Benzinga | Nov 3, 2021 09:20AM EDT

Minerva Neurosciences Reports FDA Recommendation For Type C Meeting To Discuss Evidence For Use Of Roluperidone As Monotherapy For Treatment Of Negative Symptoms In Schizophrenia Patients

Minerva Neurosciences, Inc. (NASDAQ:NERV), a clinical-stage biopharmaceutical company focused on the development of therapies to treat central nervous system (CNS) disorders, today announced that the U. S. Food and Drug Administration (FDA) has denied the company's request for a pre-NDA meeting for roluperidone and responded that a Type C guidance meeting would be more appropriate to discuss the evidence for use of roluperidone as monotherapy. Subject to the timing of and feedback from the FDA at a Type C guidance meeting, which the Company plans to request, the Company has not changed its previously announced projected timeline for submission of the NDA in the first half of 2022.

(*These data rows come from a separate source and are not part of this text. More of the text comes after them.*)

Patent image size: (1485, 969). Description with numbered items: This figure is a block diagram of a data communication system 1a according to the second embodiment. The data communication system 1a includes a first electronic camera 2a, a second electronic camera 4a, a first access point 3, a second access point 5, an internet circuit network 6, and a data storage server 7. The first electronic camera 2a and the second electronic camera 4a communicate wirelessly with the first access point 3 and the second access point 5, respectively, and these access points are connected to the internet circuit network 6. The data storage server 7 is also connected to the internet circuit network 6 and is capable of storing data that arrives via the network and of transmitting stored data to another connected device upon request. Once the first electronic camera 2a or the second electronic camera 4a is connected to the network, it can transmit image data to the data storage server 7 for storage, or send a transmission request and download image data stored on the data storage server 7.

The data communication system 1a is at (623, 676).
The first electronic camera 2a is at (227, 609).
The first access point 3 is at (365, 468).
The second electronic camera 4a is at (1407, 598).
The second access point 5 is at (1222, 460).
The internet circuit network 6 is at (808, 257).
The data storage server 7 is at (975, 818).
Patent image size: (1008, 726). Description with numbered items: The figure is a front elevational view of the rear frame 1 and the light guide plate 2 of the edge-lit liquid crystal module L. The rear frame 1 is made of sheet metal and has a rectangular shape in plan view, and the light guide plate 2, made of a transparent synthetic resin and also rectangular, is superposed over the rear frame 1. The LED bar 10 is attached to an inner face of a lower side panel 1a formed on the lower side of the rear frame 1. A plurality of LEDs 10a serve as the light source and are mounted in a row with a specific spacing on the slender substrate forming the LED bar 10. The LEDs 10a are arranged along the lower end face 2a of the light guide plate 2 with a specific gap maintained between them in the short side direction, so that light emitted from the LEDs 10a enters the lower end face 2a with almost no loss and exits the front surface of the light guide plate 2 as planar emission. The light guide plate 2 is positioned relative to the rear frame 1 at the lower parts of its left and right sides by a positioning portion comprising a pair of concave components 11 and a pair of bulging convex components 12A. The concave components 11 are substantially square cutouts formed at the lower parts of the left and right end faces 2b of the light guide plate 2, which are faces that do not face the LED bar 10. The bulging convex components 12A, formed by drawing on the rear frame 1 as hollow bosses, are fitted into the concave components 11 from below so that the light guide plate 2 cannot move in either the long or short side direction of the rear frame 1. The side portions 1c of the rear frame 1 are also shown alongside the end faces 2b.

Dr. Remy Luthringer, Executive Chairman and Chief Executive Officer of Minerva commented, "We thank the FDA for suggesting a Type C meeting to discuss roluperidone as a monotherapy for the treatment of negative symptoms in patients with schizophrenia. There are currently no approved drugs in the U.S. for the treatment of the negative symptoms of schizophrenia. There is a large percentage of patients with schizophrenia who suffer predominantly negative symptoms."